Closed viktorheli closed 7 years ago

viktorheli commented 7 years ago

I try training network for regression task with optim.sgd. But I see strange thing. If I add to network > 12-16 layers to my MLP, optim does not change weights and network does not learning. Network begin learning if I decrease number of layers. But in strange cases network with 16 layers begun learning with learning rate 2 or above. Network with 24 layers does not learning with learning rate 100 or above.

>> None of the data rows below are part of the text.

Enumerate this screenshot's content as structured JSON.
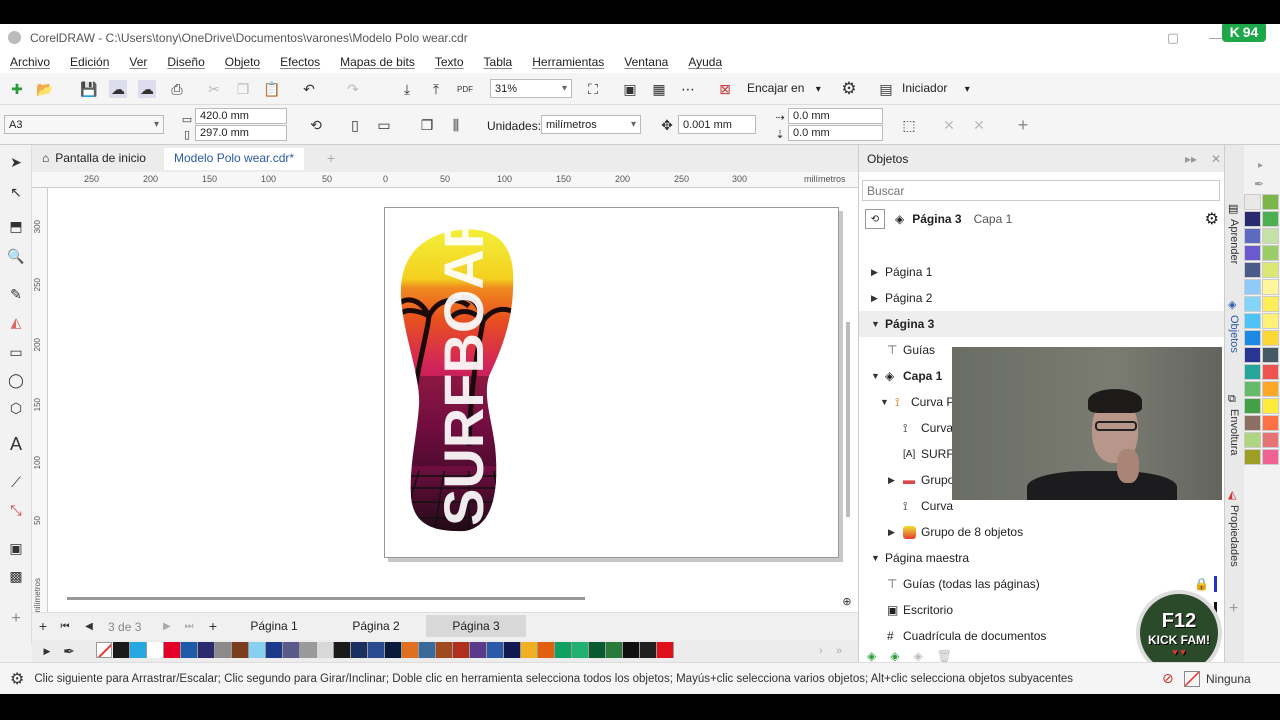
{
  "app": {
    "title": "CorelDRAW - C:\\Users\\tony\\OneDrive\\Documentos\\varones\\Modelo Polo wear.cdr",
    "badge": "94"
  },
  "menu": [
    "Archivo",
    "Edición",
    "Ver",
    "Diseño",
    "Objeto",
    "Efectos",
    "Mapas de bits",
    "Texto",
    "Tabla",
    "Herramientas",
    "Ventana",
    "Ayuda"
  ],
  "toolbar": {
    "zoom": "31%",
    "snap_label": "Encajar en",
    "workspace_label": "Iniciador"
  },
  "propbar": {
    "page_size": "A3",
    "width": "420.0 mm",
    "height": "297.0 mm",
    "units_label": "Unidades:",
    "units_value": "milímetros",
    "nudge": "0.001 mm",
    "dup_x": "0.0 mm",
    "dup_y": "0.0 mm"
  },
  "tabs": {
    "home": "Pantalla de inicio",
    "document": "Modelo Polo wear.cdr*"
  },
  "ruler": {
    "ticks": [
      "250",
      "200",
      "150",
      "100",
      "50",
      "0",
      "50",
      "100",
      "150",
      "200",
      "250",
      "300"
    ],
    "unit": "milímetros",
    "vticks": [
      "300",
      "250",
      "200",
      "150",
      "100",
      "50"
    ]
  },
  "artwork": {
    "text": "SURFBOARD"
  },
  "pages": {
    "counter": "3",
    "of": "de 3",
    "tabs": [
      "Página 1",
      "Página 2",
      "Página 3"
    ]
  },
  "objects_panel": {
    "title": "Objetos",
    "search_placeholder": "Buscar",
    "current_page": "Página 3",
    "current_layer": "Capa 1",
    "tree": [
      {
        "label": "Página 1"
      },
      {
        "label": "Página 2"
      },
      {
        "label": "Página 3"
      },
      {
        "label": "Guías"
      },
      {
        "label": "Capa 1"
      },
      {
        "label": "Curva P"
      },
      {
        "label": "Curva"
      },
      {
        "label": "SURFE"
      },
      {
        "label": "Grupo"
      },
      {
        "label": "Curva"
      },
      {
        "label": "Grupo de 8 objetos"
      },
      {
        "label": "Página maestra"
      },
      {
        "label": "Guías (todas las páginas)"
      },
      {
        "label": "Escritorio"
      },
      {
        "label": "Cuadrícula de documentos"
      }
    ]
  },
  "docker_tabs": [
    "Aprender",
    "Objetos",
    "Envoltura",
    "Propiedades"
  ],
  "status": {
    "hint": "Clic siguiente para Arrastrar/Escalar; Clic segundo para Girar/Inclinar; Doble clic en herramienta selecciona todos los objetos; Mayús+clic selecciona varios objetos; Alt+clic selecciona objetos subyacentes",
    "fill": "Ninguna"
  },
  "watermark": {
    "line1": "F12",
    "line2": "KICK FAM!"
  },
  "palette": [
    "#1a1a1a",
    "#27a7e0",
    "#ffffff",
    "#e4002b",
    "#1e5aa8",
    "#2a2a6e",
    "#8a8a8a",
    "#7a3d1d",
    "#88d0f0",
    "#1b3a8c",
    "#5a5a8a",
    "#9a9a9a",
    "#d8d8d8",
    "#1a1a1a",
    "#1a3060",
    "#2a4a90",
    "#0a1a3a",
    "#e07020",
    "#3a6a9a",
    "#a04a20",
    "#b03020",
    "#5a3a8a",
    "#2a5aa8",
    "#101a50",
    "#f0b020",
    "#e06010",
    "#10a060",
    "#20b070",
    "#0a5a30",
    "#2a7a3a",
    "#101010",
    "#202020",
    "#e0101a"
  ],
  "right_palette": [
    "#e8e8e8",
    "#7ab648",
    "#2a2a6e",
    "#4caf50",
    "#5c6bc0",
    "#c5e1a5",
    "#6a5acd",
    "#9ccc65",
    "#4a5a8a",
    "#dce775",
    "#90caf9",
    "#fff59d",
    "#81d4fa",
    "#ffee58",
    "#4fc3f7",
    "#fff176",
    "#1e88e5",
    "#fdd835",
    "#283593",
    "#455a64",
    "#26a69a",
    "#ef5350",
    "#66bb6a",
    "#ffa726",
    "#43a047",
    "#ffeb3b",
    "#8d6e63",
    "#ff7043",
    "#aed581",
    "#e57373",
    "#9e9d24",
    "#f06292"
  ]
}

This behavior of "optim" very strange for me. But maybe I do not understanding simple things.

My code:

require ('torchx')
require ('paths')
cjson = require 'cjson'
require 'io'
require 'nn'
require 'optim'
require 'cunn'
require 'cutorch'

torch.setdefaulttensortype('torch.FloatTensor')

--cmd line arg
cmd = torch.CmdLine()
cmd:text()
cmd:text('Training neural networks. By default train neural network for 24 hour prediction')
cmd:text('Example:')
cmd:text('$> th pattern-make-train-optim.lua -dataset "path to dataset" -storenet "path to store you net" -saveevery 1000')
cmd:text('All options:')
cmd:option('-dataset', 'simple-bug-dataset.t7', 'Path to load dataset')
cmd:option('-storenet', 'simple-bug.dat', 'Path to saving or loading neuralnet')
cmd:option('-train', '2000', 'Numbers of train iterations')
cmd:option('-learningrate', '0.01', 'learning rate for SGD algorithm')
cmd:option('-saveevery', '100000', 'Save temporal net every N "epoch\'s"')
cmd:option('-valid', '200', 'Do validation on dataset every N epochs and display min max and average error')
cmd:option('-progress', 'yes', 'Display xlua progress bar "yes" or "no"')                                                                                                                              
cmd:option('-momentum', '0', 'Momentum for changing learningrate')                                                                                                                                     
opt = cmd:parse(arg or {})                                                                                                                                                                             

--calculate error on dataset. validation function (not real validation)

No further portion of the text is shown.